A major challenge for clinical researchers seeking to identify a core neural network underlying auditory hallucinations concerns the pervasive heterogeneity of these experiences. The frequency and duration of auditory hallucinations is highly variable across individuals with schizophrenia: some patients may hear occasional distortions in everyday speech while others report hearing threatening voices and shouting multiple times per day. Moreover, severity of auditory hallucinations can be exacerbated by stressful circumstances and be reduced by treatment with antipsychotic medications. No stand-alone clinical assessment currently exists that probes such heterogeneity of APD capturing symptoms from subtle experiences of hearing murmurs to overt verbal hallucinations, in addition to their persistence in frequency and duration over time. An Auditory Perceptual Trait and State Scale was developed to better capture these aspects of APD heterogeneity (Puvvada et al., 2018). We used this new approach to capture APD in the past week and combined local and long-distance functional connectivity analyses to produce a mediation model that tested the influence of local (within-node) connectivity strength on associations between long-distance (between-node) connectivity and APD.

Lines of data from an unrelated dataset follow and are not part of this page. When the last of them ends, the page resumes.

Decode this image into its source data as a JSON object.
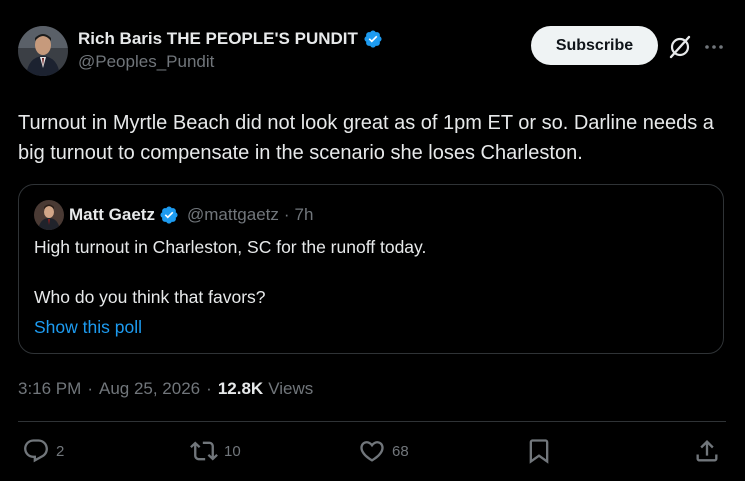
{
  "tweet": {
    "author": {
      "name": "Rich Baris THE PEOPLE'S PUNDIT",
      "handle": "@Peoples_Pundit",
      "verified": true,
      "avatar_icon": "avatar-photo-man-suit"
    },
    "subscribe_label": "Subscribe",
    "text": "Turnout in Myrtle Beach did not look great as of 1pm ET or so. Darline needs a big turnout to compensate in the scenario she loses Charleston.",
    "quote": {
      "author_name": "Matt Gaetz",
      "author_handle": "@mattgaetz",
      "verified": true,
      "separator": "·",
      "time": "7h",
      "line1": "High turnout in Charleston, SC for the runoff today.",
      "line2": "Who do you think that favors?",
      "show_poll_label": "Show this poll"
    },
    "meta": {
      "time": "3:16 PM",
      "separator": "·",
      "date": "Aug 25, 2026",
      "views_count": "12.8K",
      "views_label": "Views"
    },
    "actions": {
      "replies": "2",
      "reposts": "10",
      "likes": "68"
    }
  },
  "colors": {
    "background": "#000000",
    "text_primary": "#e7e9ea",
    "text_secondary": "#71767b",
    "accent_blue": "#1d9bf0",
    "border": "#2f3336",
    "subscribe_bg": "#eff3f4"
  },
  "icons": [
    "verified-badge-icon",
    "grok-icon",
    "more-options-icon",
    "reply-icon",
    "repost-icon",
    "like-icon",
    "bookmark-icon",
    "share-icon"
  ]
}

Experimental Materials and Methods

2.1. Participants

N=99 patients with schizophrenia spectrum disorders (SSD), including N=85 patients with schizophrenia and n=14 patients with schizoaffective disorder, were recruited from outpatient clinics of the Maryland Psychiatric Research Center and neighboring outpatient clinics. All SSD patients were taking antipsychotic medications with exception of five who were unmedicated at time of study. Total daily dose was calculated as chlorpromazine equivalent dose.(Woods, 2003) Control participants (N=111) were recruited using local media advertisements and were frequency-matched on age, sex and current smoking status with SSD participants (Table 1). The Structured Clinical Interview for DSM-IV was performed on all participants.(First et al., 2002) Control participants with a current Axis I diagnosis were excluded; controls were also required to have no family history of psychosis in two generations. Exclusion criteria for both groups included history of head trauma with clinical sequelae, major neurological conditions, intellectual disability, and substance abuse or dependence within the past 6 months (except nicotine). Written informed consent was obtained from all participants as approved by the University of Maryland IRB.

Table 1.

Demographic and Clinical Information.

Schizophrenia (n=99) Healthy control (n=111) t or χ2 statistic p-value
Demographic
Age (years) 36.2±13.3 36.7±13.1 −0.27 0.79
Sex (M/F) 71/28 75/36 0.43 0.55
Smoker/Nonsmoker 61/38 69/42 0.01 1.00
Subject Motion
Mean FD 0.097±0.05 0.101±0.05 −0.69 0.49
Clinical & Cognitive
APD score 9.5±11.2 n/a
BPRS score 39.3±12.0 n/a
Processing speeda 59.7±21.1 74.4±16.8 −5.4 < 0.001
Working memorya 17.5±5.6 20.8±4.3 −4.6 < 0.001
UPSA-2b 84.3±22.9 99.9±21.3 −4.5 < 0.001

FD=Framewise Displacement; APSS=Auditory Perception State Scale; BPRS = Brief Psychiatric Rating Scale; UPSA-2 = UCSD Performance-Based Skills Assessment 2;

a

calculation based on data from n = 92 SSD patients, n=99 controls;

b

calculation based on data from n = 81 SSD patients, n=85 controls

2.2. Clinical and Cognitive Assessments

To assess APD in the past week, we calculated total score for the auditory-state subscale of the Auditory Perceptual Trait and State Scale. This self-report scale measures heterogeneous presentation of APD ranging from subtle distortions of sounds as subclinical auditory phenomena to overt psychotic symptoms of hearing voices. Self-reported experiences are rated using 12 items: items 1–8 assess subclinical auditory phenomena and items 9–12 assess overt clinical auditory hallucinations. Each item is rated on a 5-point Likert scale assessing severity by frequency of occurrences in the past week, with “0” indicating no occurrence and “4” indicating high frequency. The total score for the past week was used to evaluate recent APD state. The full scale is available at http://www.mdbrain.org/APTS.pdf and the initial validation studies are now published (Puvvada et al., 2018). The full scale also attempted to capture the “trait” or longitudinally experienced symptoms over one’s lifetime (excluding the past two weeks) by using the same 12 items, although that measure was not used in the current study.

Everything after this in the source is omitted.